Turcja po trzęsieniu ziemi ma deficyt bydła i wysokie ceny nabiału

Źródło: USDA
Autor: Janusz Górski
© forum mleczarskie

Jak podaje USDA już w 2022 r. populacja bydła w Turcji zmniejszyła się o 6% lub 1 mln do ok. 17 mln sztuk. Bydło, z którego większość stanowiły krowy mleczne, ubijano w rekordowym tempie. Rolnicy dążyli do minimalizowania strat finansowych wynikających z rosnących kosztów środków produkcji oraz niskich cen skupu surowego mleka. W efekcie liczba krów oddanych do rzeźni wzrosła o 43%. Prawdziwy dramat pojawił się po trzęsieniu ziemi w lutym. Niedobory bydła i wysokie ceny nabiału są obecnie dużym problemem.

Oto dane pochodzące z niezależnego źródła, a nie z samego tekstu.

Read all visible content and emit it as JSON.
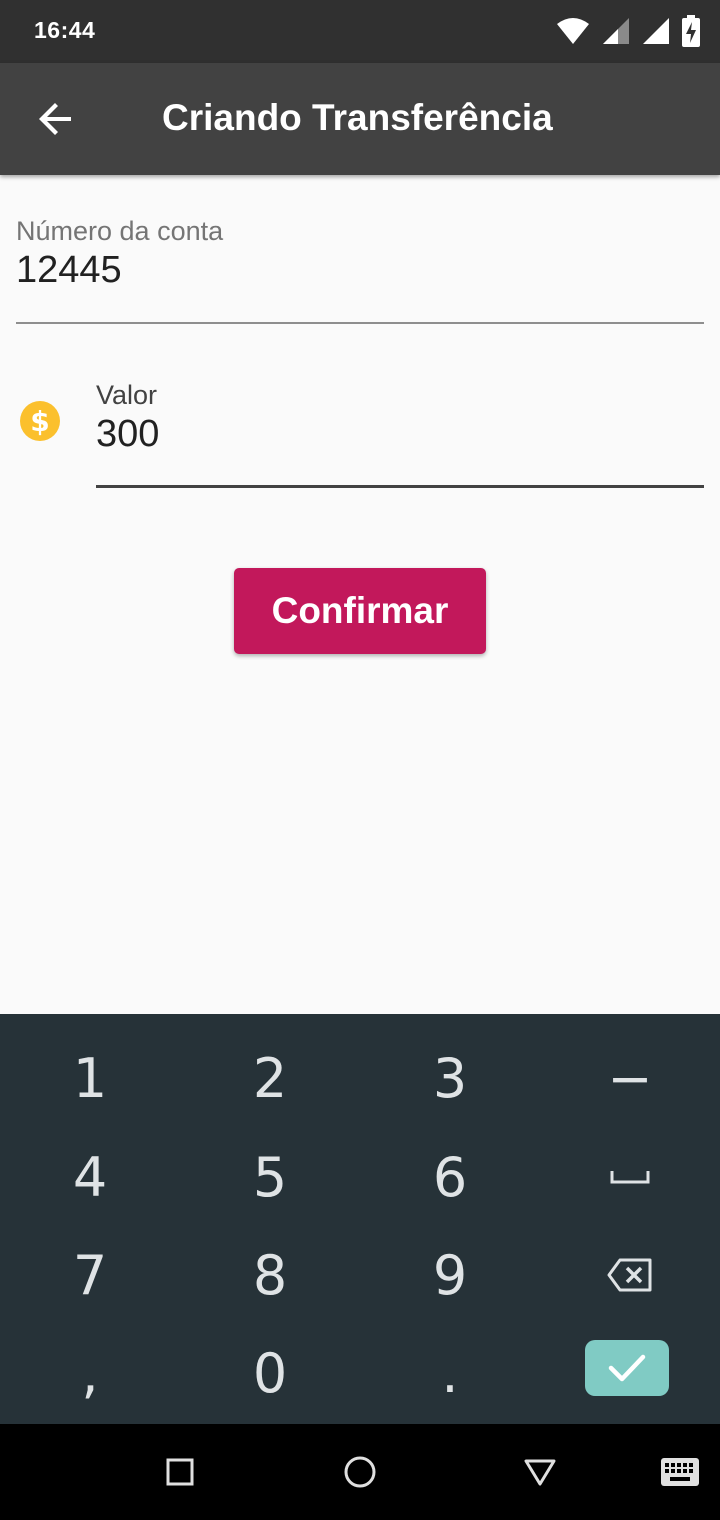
{
  "status_bar": {
    "time": "16:44",
    "icons": [
      "wifi-icon",
      "signal-icon",
      "signal-icon",
      "battery-charging-icon"
    ]
  },
  "app_bar": {
    "back_icon": "arrow-back-icon",
    "title": "Criando Transferência"
  },
  "form": {
    "account_number": {
      "label": "Número da conta",
      "value": "12445"
    },
    "amount": {
      "icon": "monetization-icon",
      "label": "Valor",
      "value": "300"
    },
    "confirm_label": "Confirmar"
  },
  "keyboard": {
    "rows": [
      [
        "1",
        "2",
        "3",
        "−"
      ],
      [
        "4",
        "5",
        "6",
        "␣"
      ],
      [
        "7",
        "8",
        "9",
        "backspace"
      ],
      [
        ",",
        "0",
        ".",
        "done"
      ]
    ],
    "special_icons": {
      "space": "space-icon",
      "backspace": "backspace-icon",
      "done": "check-icon"
    }
  },
  "nav_bar": {
    "buttons": [
      "recents-icon",
      "home-icon",
      "back-icon",
      "keyboard-icon"
    ]
  },
  "colors": {
    "status_bar": "#303030",
    "app_bar": "#424242",
    "accent_button": "#c2185b",
    "money_icon": "#fbc02d",
    "keyboard_bg": "#263238",
    "keyboard_enter": "#80cbc4"
  }
}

Hodowcy w 2022 r. borykali się z rosnącymi kosztami produkcji z powodu rosnących cen pasz, nawozów i paliwa. Hodowcy bydła mlecznego skarżyli się, że cena referencyjna surowego mleka na farmie – ustalana przez Krajową Radę ds. Mleka (NMC) – nie nadążała za tymi wyższymi kosztami. NMC, czyli tzw. grupa branżowa złożona z nominacji rządowych niechętnie podnosiła swoją cenę referencyjną obawiając się, że może to podsycić inflację. W październiku 2022 r. NMC w nadziei na spowolnienie tempa uboju krów mlecznych podniosła cenę referencyjną o 13% do 8,5 liry tureckiej (TL) za litr. Jednak wzrost ceny referencyjnej był w dużej mierze bez znaczenia z punktu widzenia lokalnych gospodarstw mleczarskich, gdyż koszt produkcji wynosił 13 TL/litr. Ponieważ niektórzy przetwórcy mleka są obecnie gotowi zapłacić 12 TL/litr (wciąż poniżej kosztów produkcji), rolnicy zaczęli zmniejszać liczbę zwierząt mlecznych, które wysyłali na rzeź w tym roku. Przewiduje się jednak, że w 2023 r. liczba bydła spadnie o kolejne 5% biorąc pod uwagę czas potrzebny na odbudowę stada.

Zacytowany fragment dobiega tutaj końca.